Diversification Opportunities for Tube Investments and Page Industries

-0.56
  Correlation Coefficient

Excellent diversification

The 3 months correlation between Tube and Page is -0.56. Overlapping area represents the amount of risk that can be diversified away by holding Tube Investments of and Page Industries Limited in the same portfolio, assuming nothing else is changed. The correlation between historical prices or returns on Page Industries and Tube Investments is a relative statistical measure of the degree to which these equity instruments tend to move together. The correlation coefficient measures the extent to which returns on Tube Investments of are associated (or correlated) with Page Industries. Values of the correlation coefficient range from -1 to +1, where. The correlation of zero (0) is possible when the price movement of Page Industries has no effect on the direction of Tube Investments i.e., Tube Investments and Page Industries go up and down completely randomly.

Pair Corralation between Tube Investments and Page Industries

Assuming the 90 days trading horizon Tube Investments of is expected to under-perform the Page Industries. In addition to that, Tube Investments is 1.58 times more volatile than Page Industries Limited. It trades about -0.2 of its total potential returns per unit of risk. Page Industries Limited is currently generating about 0.08 per unit of volatility. If you would invest  4,314,525  in Page Industries Limited on October 23, 2024 and sell it today you would earn a total of  319,460  from holding Page Industries Limited or generate 7.4% return on investment over 90 days.
Time Period3 Months [change]
DirectionMoves Against 
StrengthVery Weak
Accuracy98.39%
ValuesDaily Returns

Tube Investments of  vs.  Page Industries Limited

 Performance 
       Timeline  
Tube Investments 

Risk-Adjusted Performance

0 of 100

 
Weak
 
Strong
Very Weak
Over the last 90 days Tube Investments of has generated negative risk-adjusted returns adding no value to investors with long positions. Despite weak performance in the last few months, the Stock's fundamental indicators remain somewhat strong which may send shares a bit higher in February 2025. The current disturbance may also be a sign of long term up-swing for the company investors.
Page Industries 

Risk-Adjusted Performance

6 of 100

 
Weak
 
Strong
Modest
Compared to the overall equity markets, risk-adjusted returns on investments in Page Industries Limited are ranked lower than 6 (%) of all global equities and portfolios over the last 90 days. In spite of rather uncertain forward indicators, Page Industries may actually be approaching a critical reversion point that can send shares even higher in February 2025.

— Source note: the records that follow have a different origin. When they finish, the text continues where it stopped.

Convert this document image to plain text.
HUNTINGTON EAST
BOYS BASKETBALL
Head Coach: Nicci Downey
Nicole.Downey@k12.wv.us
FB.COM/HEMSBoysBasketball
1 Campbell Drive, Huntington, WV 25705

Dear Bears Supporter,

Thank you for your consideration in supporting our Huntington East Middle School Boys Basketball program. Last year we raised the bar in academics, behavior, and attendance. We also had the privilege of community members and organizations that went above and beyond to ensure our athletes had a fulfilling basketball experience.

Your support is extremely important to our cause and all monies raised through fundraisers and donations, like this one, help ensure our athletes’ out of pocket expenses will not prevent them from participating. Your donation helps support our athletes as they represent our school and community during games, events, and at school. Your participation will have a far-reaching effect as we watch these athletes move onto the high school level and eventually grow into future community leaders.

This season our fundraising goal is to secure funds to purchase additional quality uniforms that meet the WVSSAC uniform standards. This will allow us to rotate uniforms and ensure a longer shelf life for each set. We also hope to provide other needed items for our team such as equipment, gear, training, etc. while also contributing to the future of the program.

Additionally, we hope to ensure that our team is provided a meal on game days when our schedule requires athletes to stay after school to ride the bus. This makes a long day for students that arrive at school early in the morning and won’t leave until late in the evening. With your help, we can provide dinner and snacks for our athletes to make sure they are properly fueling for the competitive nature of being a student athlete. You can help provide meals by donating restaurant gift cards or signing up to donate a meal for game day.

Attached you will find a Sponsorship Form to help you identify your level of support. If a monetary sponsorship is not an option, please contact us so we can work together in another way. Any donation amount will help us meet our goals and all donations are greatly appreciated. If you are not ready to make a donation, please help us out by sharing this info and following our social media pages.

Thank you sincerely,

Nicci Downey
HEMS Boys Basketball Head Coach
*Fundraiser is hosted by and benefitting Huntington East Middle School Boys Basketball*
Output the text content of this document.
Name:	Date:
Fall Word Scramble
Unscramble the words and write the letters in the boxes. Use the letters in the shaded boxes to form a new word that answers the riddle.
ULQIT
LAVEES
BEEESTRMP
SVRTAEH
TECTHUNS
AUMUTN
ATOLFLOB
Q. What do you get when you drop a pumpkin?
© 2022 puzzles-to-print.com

Tube Investments and Page Industries Volatility Contrast

   Predicted Return Density   
       Returns  

Pair Trading with Tube Investments and Page Industries

The main advantage of trading using opposite Tube Investments and Page Industries positions is that it hedges away some unsystematic risk. Because of two separate transactions, even if Tube Investments position performs unexpectedly, Page Industries can make up some of the losses. Pair trading also minimizes risk from directional movements in the market. For example, if an entire industry or sector drops because of unexpected headlines, the short position in Page Industries will offset losses from the drop in Page Industries' long position.
The idea behind Tube Investments of and Page Industries Limited pairs trading is to make the combined position market-neutral, meaning the overall market's direction will not affect its win or loss (or potential downside or upside). This can be achieved by designing a pairs trade with two highly correlated stocks or equities that operate in a similar space or sector, making it possible to obtain profits through simple and relatively low-risk investment.
Check out your portfolio center.
Note that this page's information should be used as a complementary analysis to find the right mix of equity instruments to add to your existing portfolios or create a brand new portfolio. You can also try the Portfolio Diagnostics module to use generated alerts and portfolio events aggregator to diagnose current holdings.